This talk by Ewine van Dishoeck, Professor of Molecular Astrophysics at Leiden University, is the third in a series of eight special mini-lectures by Academy Professors. The Academy hopes that the series will draw special attention to this exceptional group of professors and their research.
Ewine van Dishoeck
Building molecules, stars, planets between the stars
One of the most exciting developments in astronomy is the discovery of planets around stars other than our Sun. Nearly 1000 exo-planets have now been detected. But how do these planets form, and why are they so different from our own solar system? Which ingredients are available to build them? Thanks to powerful new telescopes, including the Herschel Space Observatory, astronomers are starting to address these age-old questions scientifically. In this talk, an overview will be given of how stars and planets are born in the extremely cold and tenuous clouds between the stars in the Milky Way. These clouds also contain water and a surprisingly rich variety of organic material. How and where was the water formed that is now in our oceans on Earth? Can these organic molecules end up on new planets and form the basis for pre-biotic material?

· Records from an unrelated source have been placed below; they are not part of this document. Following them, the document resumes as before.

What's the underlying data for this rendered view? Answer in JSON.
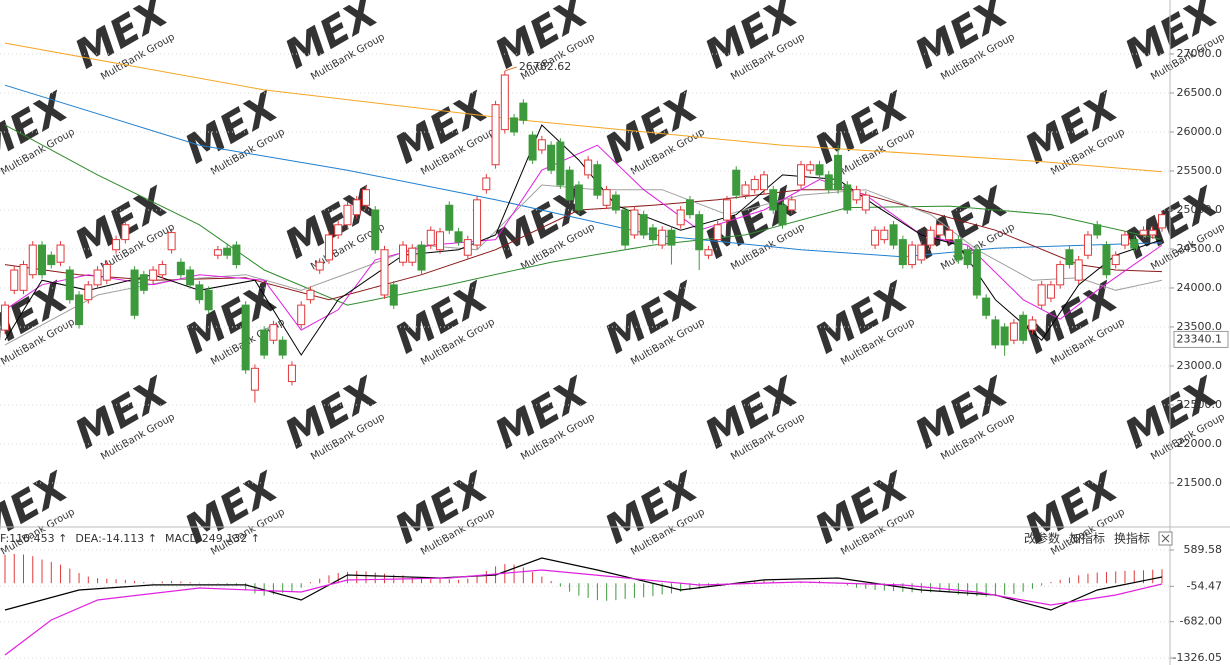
{
  "chart_data": [
    {
      "type": "candlestick",
      "up_color": "#e0393b",
      "down_color": "#3c9a3c",
      "grid": true,
      "ylim": [
        20961,
        27692
      ],
      "yticks": [
        {
          "value": 27000,
          "label": "27000.0"
        },
        {
          "value": 26500,
          "label": "26500.0"
        },
        {
          "value": 26000,
          "label": "26000.0"
        },
        {
          "value": 25500,
          "label": "25500.0"
        },
        {
          "value": 25000,
          "label": "25000.0"
        },
        {
          "value": 24500,
          "label": "24500.0"
        },
        {
          "value": 24000,
          "label": "24000.0"
        },
        {
          "value": 23500,
          "label": "23500.0"
        },
        {
          "value": 23000,
          "label": "23000.0"
        },
        {
          "value": 22500,
          "label": "22500.0"
        },
        {
          "value": 22000,
          "label": "22000.0"
        },
        {
          "value": 21500,
          "label": "21500.0"
        }
      ],
      "last_price": 23340.1,
      "open": [
        23460,
        23970,
        23970,
        24170,
        24550,
        24420,
        24330,
        24230,
        23910,
        23850,
        24040,
        24100,
        24490,
        24620,
        24230,
        24170,
        24100,
        24170,
        24490,
        24330,
        24230,
        24040,
        23970,
        24420,
        24510,
        24550,
        23780,
        22690,
        23460,
        23330,
        23330,
        22800,
        23530,
        23850,
        24230,
        24360,
        24680,
        24810,
        24940,
        25060,
        25000,
        23910,
        24040,
        24330,
        24330,
        24550,
        24550,
        24490,
        25060,
        24720,
        24420,
        24550,
        25260,
        25580,
        26030,
        26180,
        26370,
        25960,
        25770,
        25830,
        25870,
        25510,
        25320,
        25450,
        25580,
        25060,
        25190,
        25000,
        24680,
        24940,
        24770,
        24550,
        24740,
        24810,
        25130,
        24940,
        24420,
        24620,
        24870,
        25510,
        25190,
        25260,
        25260,
        25260,
        25060,
        25000,
        25320,
        25510,
        25580,
        25450,
        25700,
        25320,
        25130,
        25000,
        24550,
        24620,
        24810,
        24620,
        24300,
        24360,
        24550,
        24680,
        24620,
        24620,
        24490,
        24490,
        23870,
        23590,
        23500,
        23330,
        23650,
        23460,
        23780,
        23870,
        24040,
        24490,
        24100,
        24420,
        24810,
        24550,
        24300,
        24550,
        24620,
        24680,
        24680,
        24770
      ],
      "high": [
        23830,
        24280,
        24350,
        24600,
        24600,
        24470,
        24600,
        24280,
        23960,
        24090,
        24280,
        24350,
        24670,
        24860,
        24280,
        24220,
        24280,
        24350,
        24760,
        24380,
        24280,
        24090,
        24020,
        24540,
        24560,
        24600,
        23830,
        23020,
        23510,
        23580,
        23380,
        23060,
        23830,
        24020,
        24380,
        24730,
        24860,
        25110,
        25180,
        25310,
        25050,
        24540,
        24090,
        24600,
        24560,
        24600,
        24790,
        24770,
        25110,
        24770,
        24670,
        25180,
        25460,
        26400,
        26782.62,
        26230,
        26420,
        26010,
        25950,
        25880,
        25920,
        25560,
        25370,
        25690,
        25630,
        25310,
        25240,
        25050,
        25050,
        24990,
        24820,
        24790,
        24790,
        25050,
        25180,
        24990,
        24540,
        24860,
        25180,
        25560,
        25370,
        25440,
        25500,
        25310,
        25110,
        25180,
        25630,
        25630,
        25630,
        25500,
        25830,
        25370,
        25310,
        25240,
        24790,
        24790,
        24860,
        24670,
        24600,
        24600,
        24790,
        24860,
        24790,
        24670,
        24540,
        24540,
        23920,
        23640,
        23550,
        23600,
        23700,
        23640,
        24090,
        24090,
        24350,
        24540,
        24410,
        24730,
        24860,
        24600,
        24470,
        24730,
        24670,
        24790,
        24790,
        24990
      ],
      "low": [
        23410,
        23920,
        23920,
        24120,
        24120,
        24250,
        24280,
        23800,
        23480,
        23800,
        23990,
        24050,
        24440,
        24570,
        23600,
        23920,
        24050,
        24120,
        24440,
        24120,
        23990,
        23800,
        23670,
        24370,
        24370,
        24250,
        22900,
        22530,
        23090,
        23280,
        23090,
        22750,
        23480,
        23800,
        24180,
        24310,
        24630,
        24760,
        24890,
        25010,
        24440,
        23860,
        23730,
        24280,
        24280,
        24180,
        24500,
        24440,
        24690,
        24540,
        24370,
        24500,
        25210,
        25530,
        25980,
        25950,
        26100,
        25590,
        25720,
        25460,
        25270,
        25080,
        24950,
        25400,
        25140,
        25010,
        24950,
        24500,
        24630,
        24630,
        24570,
        24500,
        24300,
        24760,
        24890,
        24230,
        24370,
        24570,
        24820,
        25140,
        25140,
        25210,
        25210,
        24950,
        24760,
        24950,
        25270,
        25460,
        25400,
        25210,
        25210,
        24950,
        25080,
        24950,
        24500,
        24570,
        24500,
        24250,
        24250,
        24310,
        24500,
        24630,
        24570,
        24310,
        24250,
        23860,
        23600,
        23220,
        23130,
        23280,
        23280,
        23410,
        23730,
        23820,
        23990,
        24250,
        24050,
        24370,
        24630,
        24120,
        24250,
        24500,
        24460,
        24630,
        24630,
        24720
      ],
      "close": [
        23780,
        24230,
        24300,
        24550,
        24170,
        24300,
        24550,
        23850,
        23530,
        24040,
        24230,
        24300,
        24620,
        24810,
        23650,
        23970,
        24230,
        24300,
        24710,
        24170,
        24040,
        23850,
        23720,
        24490,
        24420,
        24300,
        22950,
        22970,
        23140,
        23530,
        23140,
        23010,
        23780,
        23970,
        24330,
        24680,
        24810,
        25060,
        25130,
        25260,
        24490,
        24490,
        23780,
        24550,
        24510,
        24230,
        24740,
        24720,
        24740,
        24590,
        24620,
        25130,
        25410,
        26350,
        26730,
        26000,
        26150,
        25640,
        25900,
        25510,
        25320,
        25130,
        25000,
        25640,
        25190,
        25260,
        25000,
        24550,
        25000,
        24680,
        24620,
        24740,
        24550,
        25000,
        24940,
        24490,
        24490,
        24810,
        25130,
        25190,
        25320,
        25390,
        25450,
        25000,
        24810,
        25130,
        25580,
        25580,
        25450,
        25260,
        25260,
        25000,
        25260,
        25190,
        24740,
        24740,
        24550,
        24300,
        24550,
        24550,
        24740,
        24810,
        24740,
        24360,
        24300,
        23910,
        23650,
        23270,
        23270,
        23550,
        23330,
        23590,
        24040,
        24040,
        24300,
        24300,
        24360,
        24680,
        24680,
        24170,
        24420,
        24680,
        24510,
        24740,
        24740,
        24940
      ],
      "lines": [
        {
          "color": "#f5a623",
          "x": [
            0,
            28,
            56,
            84,
            112,
            125
          ],
          "values": [
            27140,
            26540,
            26150,
            25830,
            25620,
            25490
          ]
        },
        {
          "color": "#1f7fd0",
          "x": [
            0,
            21,
            37,
            53,
            70,
            86,
            97,
            107,
            125
          ],
          "values": [
            26600,
            25830,
            25510,
            25130,
            24680,
            24490,
            24400,
            24510,
            24580
          ]
        },
        {
          "color": "#2e8b2e",
          "x": [
            0,
            10,
            21,
            28,
            37,
            48,
            59,
            70,
            80,
            91,
            102,
            113,
            125
          ],
          "values": [
            26090,
            25450,
            24810,
            24230,
            23780,
            24040,
            24330,
            24550,
            24680,
            25030,
            25050,
            24940,
            24620
          ]
        },
        {
          "color": "#8b1a1a",
          "x": [
            0,
            8,
            16,
            26,
            35,
            45,
            53,
            62,
            70,
            77,
            86,
            91,
            99,
            107,
            116,
            120,
            125
          ],
          "values": [
            24300,
            24170,
            24100,
            24130,
            23850,
            24170,
            24490,
            25000,
            25060,
            25130,
            25260,
            25260,
            25000,
            24740,
            24300,
            24230,
            24210
          ]
        },
        {
          "color": "#a0a0a0",
          "x": [
            0,
            5,
            10,
            18,
            26,
            32,
            38,
            45,
            51,
            58,
            64,
            71,
            78,
            86,
            93,
            100,
            105,
            111,
            116,
            120,
            125
          ],
          "values": [
            23270,
            23590,
            23910,
            24100,
            24170,
            23970,
            24230,
            24550,
            24490,
            25320,
            25260,
            25260,
            24940,
            25190,
            25260,
            24940,
            24490,
            24100,
            24130,
            23970,
            24100
          ]
        },
        {
          "color": "#e020e0",
          "x": [
            0,
            4,
            9,
            16,
            21,
            28,
            32,
            36,
            40,
            46,
            53,
            58,
            64,
            69,
            75,
            82,
            88,
            93,
            99,
            104,
            110,
            114,
            118,
            125
          ],
          "values": [
            23720,
            24040,
            24170,
            24040,
            24170,
            24100,
            23460,
            23720,
            24360,
            24550,
            24620,
            25510,
            25830,
            25260,
            24740,
            25000,
            25390,
            25190,
            24680,
            24550,
            23850,
            23600,
            23970,
            24550
          ]
        },
        {
          "color": "#000000",
          "x": [
            0,
            4,
            9,
            16,
            21,
            27,
            32,
            36,
            43,
            49,
            53,
            58,
            62,
            66,
            73,
            79,
            84,
            90,
            94,
            99,
            103,
            107,
            112,
            116,
            120,
            125
          ],
          "values": [
            23330,
            24100,
            23970,
            24170,
            23970,
            24100,
            23140,
            23850,
            24420,
            24490,
            24680,
            26090,
            25640,
            25060,
            24740,
            24940,
            25450,
            25390,
            25060,
            24680,
            24550,
            23850,
            23330,
            24040,
            24420,
            24620
          ]
        }
      ]
    },
    {
      "type": "macd",
      "up_color": "#e0393b",
      "down_color": "#3c9a3c",
      "grid": true,
      "header": [
        {
          "text": "F:110.453 ↑",
          "color": "#000000"
        },
        {
          "text": "DEA:-14.113 ↑",
          "color": "#e020e0"
        },
        {
          "text": "MACD:249.132 ↑",
          "color": "#666666"
        }
      ],
      "ylim": [
        -1432,
        944
      ],
      "yticks": [
        589.58,
        -54.47,
        {
          "value": -682,
          "label": "-682.00"
        },
        -1326.05
      ],
      "values": [
        500,
        520,
        510,
        480,
        420,
        380,
        330,
        260,
        180,
        120,
        90,
        80,
        70,
        60,
        40,
        20,
        10,
        30,
        40,
        30,
        20,
        10,
        5,
        -10,
        -20,
        -40,
        -120,
        -180,
        -220,
        -200,
        -170,
        -150,
        -80,
        20,
        80,
        140,
        180,
        200,
        220,
        210,
        190,
        170,
        150,
        140,
        120,
        100,
        90,
        80,
        70,
        60,
        80,
        150,
        220,
        300,
        340,
        330,
        280,
        200,
        120,
        40,
        -60,
        -150,
        -220,
        -260,
        -300,
        -310,
        -300,
        -280,
        -260,
        -250,
        -230,
        -200,
        -180,
        -150,
        -120,
        -100,
        -70,
        -40,
        -20,
        10,
        30,
        50,
        60,
        40,
        20,
        10,
        20,
        30,
        40,
        20,
        -10,
        -40,
        -80,
        -100,
        -120,
        -130,
        -140,
        -150,
        -160,
        -170,
        -160,
        -150,
        -170,
        -200,
        -220,
        -230,
        -240,
        -230,
        -210,
        -190,
        -150,
        -100,
        -40,
        20,
        60,
        100,
        140,
        170,
        190,
        200,
        210,
        220,
        230,
        230,
        240,
        249.132
      ],
      "series": [
        {
          "color": "#000000",
          "x": [
            0,
            8,
            16,
            26,
            32,
            37,
            47,
            53,
            58,
            64,
            73,
            82,
            90,
            99,
            107,
            113,
            118,
            125
          ],
          "values": [
            -474,
            -120,
            -30,
            -30,
            -297,
            146,
            93,
            146,
            448,
            235,
            -120,
            60,
            93,
            -120,
            -208,
            -474,
            -120,
            110.453
          ]
        },
        {
          "color": "#e020e0",
          "x": [
            0,
            5,
            10,
            21,
            32,
            37,
            48,
            58,
            66,
            75,
            86,
            97,
            105,
            113,
            120,
            125
          ],
          "values": [
            -1272,
            -652,
            -297,
            -84,
            -155,
            58,
            93,
            235,
            111,
            -31,
            22,
            -31,
            -155,
            -386,
            -208,
            -14.113
          ]
        }
      ]
    }
  ],
  "toolbar": {
    "buttons": [
      "改参数",
      "加指标",
      "换指标"
    ]
  },
  "watermark": {
    "logo": "MEX",
    "text": "MultiBank Group"
  }
}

The Atacama Large Millimeter/submillimeter Array (ALMA), under construction in Chile and planned to be fully operational by late 2013, will be able to zoom into the planet-forming zones of disks around young stars and revolutionize this field in the near future.
Nienke van der Marel
The growth of small dust grains to planets
Planets are formed in disks of gas and dust around young stars. The dust grains are initially only about a micrometer in size, so they need to grow more than 10 orders of magnitude to become a planet. This growth process already has problems at start: although dust grains can grow by collisions and sticking, they are just as easily destroyed or fall into the central star as soon as they have grown a little bit. The dust would need to be 'trapped' in one place in order to grow large enough. I will present early ALMA observations of a disk that show the first observational evidence for such a dust trap. With ALMA we can zoom in on the gas and dust distribution of these disks. Both are necessary to understand the dust growth and planet formation process.